There is no point implementing technical SEO if you do not measure the impact. These are the KPIs we monitor and the tools we use for each.

KPI Tool Frequency

Lighthouse scores Lighthouse CI + Dashboard Every deploy

Core Web Vitals Google Search Console Daily

Indexation Search Console + sitemap Weekly

Rich results Search Console + Rich Results Test Weekly

Organic traffic GA4 Weekly

Heatmaps + UX Microsoft Clarity Continuous

The goal is not 100 in Lighthouse

The goal is to detect regressions. If the Performance score drops 10 points after a release, something went wrong. Absolute numbers matter less than the trend. That is why Lighthouse CI thresholds are "warn" and not "error" — they alert, they do not block.

In progress: SEO dashboard

I am working on integrating Search Console and GA4 data into a dashboard similar to the deployment one — with historical trends of impressions, clicks, CTR, and average position per page. The goal is to have the same visibility over SEO that we already have over performance.

⬣ Tests

SEO tested, not assumed.

All SEO code has unit tests.
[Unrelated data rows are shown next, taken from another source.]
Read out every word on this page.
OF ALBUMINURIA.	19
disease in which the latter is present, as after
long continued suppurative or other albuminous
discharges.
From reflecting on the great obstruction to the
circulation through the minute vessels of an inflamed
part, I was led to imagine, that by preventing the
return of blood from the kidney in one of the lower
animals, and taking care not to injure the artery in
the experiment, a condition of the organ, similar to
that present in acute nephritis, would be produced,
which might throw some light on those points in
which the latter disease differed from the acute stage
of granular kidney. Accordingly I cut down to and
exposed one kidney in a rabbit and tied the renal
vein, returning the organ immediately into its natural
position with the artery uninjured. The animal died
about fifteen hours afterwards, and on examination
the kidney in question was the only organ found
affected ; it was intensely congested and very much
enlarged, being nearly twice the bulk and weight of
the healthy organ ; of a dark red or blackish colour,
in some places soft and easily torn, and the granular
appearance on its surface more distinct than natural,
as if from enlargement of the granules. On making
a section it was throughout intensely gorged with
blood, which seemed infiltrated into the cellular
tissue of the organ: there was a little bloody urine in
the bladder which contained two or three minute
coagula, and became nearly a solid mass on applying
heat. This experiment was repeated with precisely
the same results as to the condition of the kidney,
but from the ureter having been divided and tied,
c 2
The schemas, sitemap and bot detection do not rely on "it seems to work" — they rely on tests that run in CI on every push.

Schema builders (7 tests)

Validate that Product generates correct Offers with SKU/price/currency, that BreadcrumbList has correct positions, that CollectionPage includes ItemList, and that the brand fallback works.

Sitemap (7 tests)

Verify ID generation per language, CC-to-lang mapping, canonical URLs with slug-SKU, localized slugs from metadata, category URLs with slug-handle, and deduplication by handle.

Bot detection (7 tests)

Confirm that normal browsers are not detected as bots, that all known crawlers are detected, and that null or empty values are handled without errors.